A lease agreement between former state Rep. Mark Kelley and Myrtle Beach International Airport would violate federal guidelines and could endanger future funding, according to the Federal Aviation Administration.
The Feb. 16 FAA review said the hangar agreement, which County Council approved amid controversy in January, would charge Kelley an unfairly low rent that could give him an advantage over other businesses and is unusual because it requires the county to buy back the private hangars if Kelley's lease is not renewed.
Airport Attorney Sheryl Schelin responded to the FAA last week saying the airport disagrees with the findings and plans to make some changes. The county airport is required to follow FAA rules or face losing federal grant funding, including the agency's help with its estimated $228 million airport terminal project.
"If Myrtle Beach International Airport approves and executes the proposed agreement with the private enterprise, the sponsor, Horry County, may be in conflict with its federal obligations," FAA program manager Anthony Cochran wrote in a Feb. 16 letter to airport Director Bob Kemp. "We recommend Horry County renegotiate the agreement to provide more equitable terms for the airport."
The hangar deal was approved by a County Council majority despite a letter of opposition from the council chairwoman and recommendations to reject the agreement by the county administrator, attorney, airport manager and Horry County League of Women Voters.
The agreement has not yet been signed by Kelley and the airport, according to Horry County spokeswoman Lisa Bourcier.
Under the agreement, Kelley could build 30 hangars for private planes on leased county land.
The airport would be required to buy back the structures if Kelley's lease is not renewed after its 2030 expiration date.
The FAA said the lease creates an unfair advantage for Kelley because it does not increase his rent as property values go up. It also criticized the county's agreement to buy back the hangars as an unusual move that is "not consistent with similar lease agreements at similar airports in South Carolina."
The FAA review began with the Horry County League of Women Voters, which made a formal complaint to the agency in January.

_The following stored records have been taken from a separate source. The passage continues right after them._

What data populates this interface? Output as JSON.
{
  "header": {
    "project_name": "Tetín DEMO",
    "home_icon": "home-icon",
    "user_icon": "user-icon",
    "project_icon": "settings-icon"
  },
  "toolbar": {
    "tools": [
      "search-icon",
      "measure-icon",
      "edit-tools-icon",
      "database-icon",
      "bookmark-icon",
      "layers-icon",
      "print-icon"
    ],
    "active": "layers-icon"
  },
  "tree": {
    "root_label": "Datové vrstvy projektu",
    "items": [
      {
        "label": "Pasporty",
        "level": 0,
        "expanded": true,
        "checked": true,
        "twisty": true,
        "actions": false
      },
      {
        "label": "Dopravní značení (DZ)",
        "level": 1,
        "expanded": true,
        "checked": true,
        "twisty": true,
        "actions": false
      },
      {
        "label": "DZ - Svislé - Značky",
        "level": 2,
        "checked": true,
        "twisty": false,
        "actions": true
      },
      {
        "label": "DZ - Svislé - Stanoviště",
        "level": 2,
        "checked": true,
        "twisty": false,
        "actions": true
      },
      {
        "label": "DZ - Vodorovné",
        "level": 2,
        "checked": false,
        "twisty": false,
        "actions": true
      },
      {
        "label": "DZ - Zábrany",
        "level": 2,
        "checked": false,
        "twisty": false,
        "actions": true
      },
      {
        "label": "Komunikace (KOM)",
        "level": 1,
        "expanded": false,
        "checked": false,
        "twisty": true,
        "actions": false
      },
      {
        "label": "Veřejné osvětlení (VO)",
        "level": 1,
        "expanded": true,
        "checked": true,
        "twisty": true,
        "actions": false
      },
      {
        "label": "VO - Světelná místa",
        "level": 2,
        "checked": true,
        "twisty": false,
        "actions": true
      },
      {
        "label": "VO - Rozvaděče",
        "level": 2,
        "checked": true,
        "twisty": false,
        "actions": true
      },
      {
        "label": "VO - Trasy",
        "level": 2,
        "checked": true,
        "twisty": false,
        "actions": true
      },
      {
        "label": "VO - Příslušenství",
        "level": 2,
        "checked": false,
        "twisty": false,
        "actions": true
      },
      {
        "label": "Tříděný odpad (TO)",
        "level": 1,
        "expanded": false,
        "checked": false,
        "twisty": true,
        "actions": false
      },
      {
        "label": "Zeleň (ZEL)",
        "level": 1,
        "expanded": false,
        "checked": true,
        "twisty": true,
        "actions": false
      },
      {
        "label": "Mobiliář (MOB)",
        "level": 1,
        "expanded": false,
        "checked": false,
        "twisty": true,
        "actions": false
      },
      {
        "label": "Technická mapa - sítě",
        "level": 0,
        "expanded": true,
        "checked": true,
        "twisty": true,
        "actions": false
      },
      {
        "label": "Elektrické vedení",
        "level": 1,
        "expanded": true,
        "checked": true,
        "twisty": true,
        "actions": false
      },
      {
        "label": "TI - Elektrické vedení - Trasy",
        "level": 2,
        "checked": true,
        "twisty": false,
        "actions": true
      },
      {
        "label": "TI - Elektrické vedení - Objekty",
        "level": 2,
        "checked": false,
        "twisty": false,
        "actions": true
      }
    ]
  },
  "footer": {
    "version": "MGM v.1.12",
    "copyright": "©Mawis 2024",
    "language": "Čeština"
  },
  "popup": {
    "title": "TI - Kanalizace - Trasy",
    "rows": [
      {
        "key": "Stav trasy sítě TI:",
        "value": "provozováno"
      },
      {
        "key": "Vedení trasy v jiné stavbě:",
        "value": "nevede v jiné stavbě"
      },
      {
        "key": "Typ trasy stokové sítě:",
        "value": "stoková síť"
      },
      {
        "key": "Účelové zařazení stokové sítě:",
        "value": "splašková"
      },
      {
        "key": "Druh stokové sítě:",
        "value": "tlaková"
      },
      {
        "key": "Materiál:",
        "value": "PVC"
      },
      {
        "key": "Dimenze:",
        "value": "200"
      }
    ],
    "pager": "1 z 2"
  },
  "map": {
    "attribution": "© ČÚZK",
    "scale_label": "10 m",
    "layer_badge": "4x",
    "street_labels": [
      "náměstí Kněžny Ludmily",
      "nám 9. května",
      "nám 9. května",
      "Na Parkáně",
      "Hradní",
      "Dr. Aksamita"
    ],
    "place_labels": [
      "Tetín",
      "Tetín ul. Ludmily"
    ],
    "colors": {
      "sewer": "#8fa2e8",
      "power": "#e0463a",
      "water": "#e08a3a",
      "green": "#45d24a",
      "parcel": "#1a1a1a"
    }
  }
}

"I don't consider this to be a reasonable contract by any standard," said Pam Creech, treasurer of the group. "As a taxpayer, I can't believe that anyone would accept this if you read it, understand it and bring it to its reasonable conclusion."
The county would receive about $225,000 in reduced rent for the hangars over the 25-year lease, Creech said.
But if Horry County is required to buy back hangars for $30,000 apiece - a reasonable price, according to the league - it will spend $900,000 on the project, she said.
"The way I see it, we are paying that man $675,000 to take our land," Creech said.
Schelin responded to the FAA on Thursday, saying the agreement was "unique" but appropriate for building hangars at the airport.
It will be amended to cap buyback of hangars at 10 percent of their original cost or their assessed value, and the lease rates will be increased through airplane tie-down fees if property values go up significantly, Schelin wrote.
The FAA said it had not yet received Schelin's letter Monday.
The agency provides funding to public airports but requires the facilities follow business practices that are "self-sustaining" to be eligible.
Horry County is hoping to receive FAA grants to help pay for its estimated $228 million airport terminal project, one of the county's most expensive undertakings.
"We would hope that any final T-hangar agreement would not jeopardize any FAA funding for the terminal or any other projects," Bourcier said.
It could be months before the county knows how much the FAA might contribute to the terminal project, Bourcier said.
Money is needed for the massive project. So far, $125 million in funding has been found, but it is unclear where the rest will come from.